Bottoms Up for CHCs: Novel Transformation of Linear Constrained Horn Clauses to Software Verification
Márk Somorjai, Mihály Dobos-Kovács, Zsófia Ádám, Levente Bajczi, András Vörös
TL;DR
This work reframes Constrained Horn Clauses ($CHCs$) as a frontier for software verification by introducing a forward, bottom-up transformation of linear $CHCs$ into a Control Flow Automaton ($CFA$). By converting CHC satisfiability into reachability problems in the $CFA$, the authors leverage standard model checking workflows, specifically within the THETA framework, and compare against the existing top-down approach. Empirical results on 585 linear $CHCs$ from the CHC-COMP21 $LIA$-Lin track show that the forward transformation substantially increases solvable tasks (over a twofold improvement) and that a boolean predicate-based abstraction with sub-state splitting yields the best performance. The study demonstrates that CHC solving can benefit from traditional software verification techniques, suggesting broader adoption of forward transformations in verification toolchains and competitive performance relative to leading solvers like Z3, Eldarica, and Unihorn.
Abstract
Constrained Horn Clauses (CHCs) have conventionally been used as a low-level representation in formal verification.

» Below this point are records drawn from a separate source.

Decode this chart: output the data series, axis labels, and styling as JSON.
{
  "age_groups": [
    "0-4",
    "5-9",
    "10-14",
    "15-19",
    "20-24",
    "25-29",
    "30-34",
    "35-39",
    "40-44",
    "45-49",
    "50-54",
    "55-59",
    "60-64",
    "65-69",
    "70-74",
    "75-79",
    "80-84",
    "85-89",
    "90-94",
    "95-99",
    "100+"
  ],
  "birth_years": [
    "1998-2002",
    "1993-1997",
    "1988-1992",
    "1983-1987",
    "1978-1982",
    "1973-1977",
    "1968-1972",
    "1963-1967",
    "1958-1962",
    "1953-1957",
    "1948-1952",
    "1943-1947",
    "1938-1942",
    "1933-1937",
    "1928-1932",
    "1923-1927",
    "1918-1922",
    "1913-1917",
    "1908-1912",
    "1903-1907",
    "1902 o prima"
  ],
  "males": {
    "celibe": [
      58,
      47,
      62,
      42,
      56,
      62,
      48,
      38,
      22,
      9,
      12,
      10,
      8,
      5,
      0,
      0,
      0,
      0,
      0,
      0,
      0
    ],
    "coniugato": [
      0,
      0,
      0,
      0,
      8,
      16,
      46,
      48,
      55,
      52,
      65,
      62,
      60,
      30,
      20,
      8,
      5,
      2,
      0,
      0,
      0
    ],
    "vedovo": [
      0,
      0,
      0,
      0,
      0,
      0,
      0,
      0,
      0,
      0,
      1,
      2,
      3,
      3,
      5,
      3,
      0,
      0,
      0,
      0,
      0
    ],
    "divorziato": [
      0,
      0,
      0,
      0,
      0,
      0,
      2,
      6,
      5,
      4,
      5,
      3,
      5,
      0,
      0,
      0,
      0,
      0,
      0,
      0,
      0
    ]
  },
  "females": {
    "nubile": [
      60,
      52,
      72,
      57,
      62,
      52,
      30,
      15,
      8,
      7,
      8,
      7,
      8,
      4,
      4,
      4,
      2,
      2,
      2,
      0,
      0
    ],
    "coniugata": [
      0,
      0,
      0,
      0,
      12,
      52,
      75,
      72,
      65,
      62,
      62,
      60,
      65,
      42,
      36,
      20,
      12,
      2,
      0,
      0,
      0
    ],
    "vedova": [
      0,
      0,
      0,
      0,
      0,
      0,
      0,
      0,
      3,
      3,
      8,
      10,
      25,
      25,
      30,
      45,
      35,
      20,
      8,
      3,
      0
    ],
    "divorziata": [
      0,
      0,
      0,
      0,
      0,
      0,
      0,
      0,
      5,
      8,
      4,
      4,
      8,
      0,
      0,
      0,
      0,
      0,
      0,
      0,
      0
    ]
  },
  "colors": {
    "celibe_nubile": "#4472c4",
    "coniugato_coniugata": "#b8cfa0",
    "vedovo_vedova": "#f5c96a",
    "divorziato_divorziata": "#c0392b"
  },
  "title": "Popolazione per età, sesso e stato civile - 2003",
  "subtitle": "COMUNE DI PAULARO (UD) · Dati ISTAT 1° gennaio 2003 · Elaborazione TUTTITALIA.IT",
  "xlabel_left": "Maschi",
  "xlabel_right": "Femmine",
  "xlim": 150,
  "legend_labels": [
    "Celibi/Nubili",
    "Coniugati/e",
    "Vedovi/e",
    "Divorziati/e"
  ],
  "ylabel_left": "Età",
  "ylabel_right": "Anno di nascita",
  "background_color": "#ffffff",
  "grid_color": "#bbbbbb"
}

Most existing solvers use a diverse set of specialized techniques, including direct state space traversal or under-approximating abstraction, necessitating purpose-built complex algorithms. Other solvers successfully simplified the verification workflow by translating the problem to inputs for other verification tasks, leveraging the strengths of existing algorithms. One such approach transforms the CHC problem into a recursive program roughly emulating a top-down solver for the deduction task; and verifying the reachability of a safety violation specified as a control location. We propose an alternative bottom-up approach for linear CHCs, and evaluate the two options in the open-source model checking framework THETA on both synthetic and industrial examples. We find that there is a more than twofold increase in the number of solved tasks when the novel bottom-up approach is used in the verification workflow, in contrast with the top-down technique.